Sharan Strange

(1959 / South Carolina / Unites States)

Words During War - Poem by Sharan Strange

The landlady's low hum of Spanish
prayer mixes with the sound
of eastbound planes overhead. She
lights candles for the people there
who are under siege, who will get
no food, no water, and cannot,
without the bomb's flash, see
a loved one's face. I glimpse
her family now and then, hear
their cadenced voices, the heavy thumping
of their steps. I'm taunted by
the spicy smell of rice and beans
simmering in her kitchen below me. The walls
chatter, breathe salsa, their heartbeat
insistent as my own.
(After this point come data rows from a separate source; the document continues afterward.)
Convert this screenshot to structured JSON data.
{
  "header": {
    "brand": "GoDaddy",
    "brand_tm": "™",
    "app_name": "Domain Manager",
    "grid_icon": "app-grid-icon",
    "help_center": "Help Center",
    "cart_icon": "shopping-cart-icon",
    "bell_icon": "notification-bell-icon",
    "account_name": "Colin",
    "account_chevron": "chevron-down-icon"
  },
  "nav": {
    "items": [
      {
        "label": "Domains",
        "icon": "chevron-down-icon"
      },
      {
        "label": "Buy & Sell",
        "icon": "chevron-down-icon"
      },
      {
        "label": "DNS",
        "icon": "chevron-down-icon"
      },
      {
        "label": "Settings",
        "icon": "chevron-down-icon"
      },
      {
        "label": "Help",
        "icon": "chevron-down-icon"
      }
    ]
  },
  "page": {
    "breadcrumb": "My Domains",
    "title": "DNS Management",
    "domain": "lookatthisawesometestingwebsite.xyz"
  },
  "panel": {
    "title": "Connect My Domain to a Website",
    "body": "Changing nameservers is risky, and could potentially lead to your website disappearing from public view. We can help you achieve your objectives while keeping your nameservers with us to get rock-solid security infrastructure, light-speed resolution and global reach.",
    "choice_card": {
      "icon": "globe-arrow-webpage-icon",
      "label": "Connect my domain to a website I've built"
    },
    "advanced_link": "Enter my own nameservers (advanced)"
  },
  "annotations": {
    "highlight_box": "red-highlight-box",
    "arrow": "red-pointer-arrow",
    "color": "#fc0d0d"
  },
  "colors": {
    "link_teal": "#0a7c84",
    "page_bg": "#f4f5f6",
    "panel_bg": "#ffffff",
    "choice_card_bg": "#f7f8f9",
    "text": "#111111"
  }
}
The house
we live in, partitioned, some country
with parts seceded, a body
amputated. Blood, flesh, bone,
skin- warm boundaries holding us-
and words, reducing us always
to language, destiny, intention.

When the rhythms I move to
are disrupted by hourly reports
from the battlefront, I let
the barrage explode around me, grasp
at meanings that linger like artillery's
smoke trails or the dust cloud shadows
of fleeing refugees. Downstairs,
stillness descends like fallout. Outside,
underground darkness, the electric
tremors of people passing.
I feel the gentle thrumming silence
of our house this evening. I think
of those others in the desert, their speech
a code unbroken, their vigilance and
combat breathing, the twisted, glowing wreckage
of their land like a loveless machine.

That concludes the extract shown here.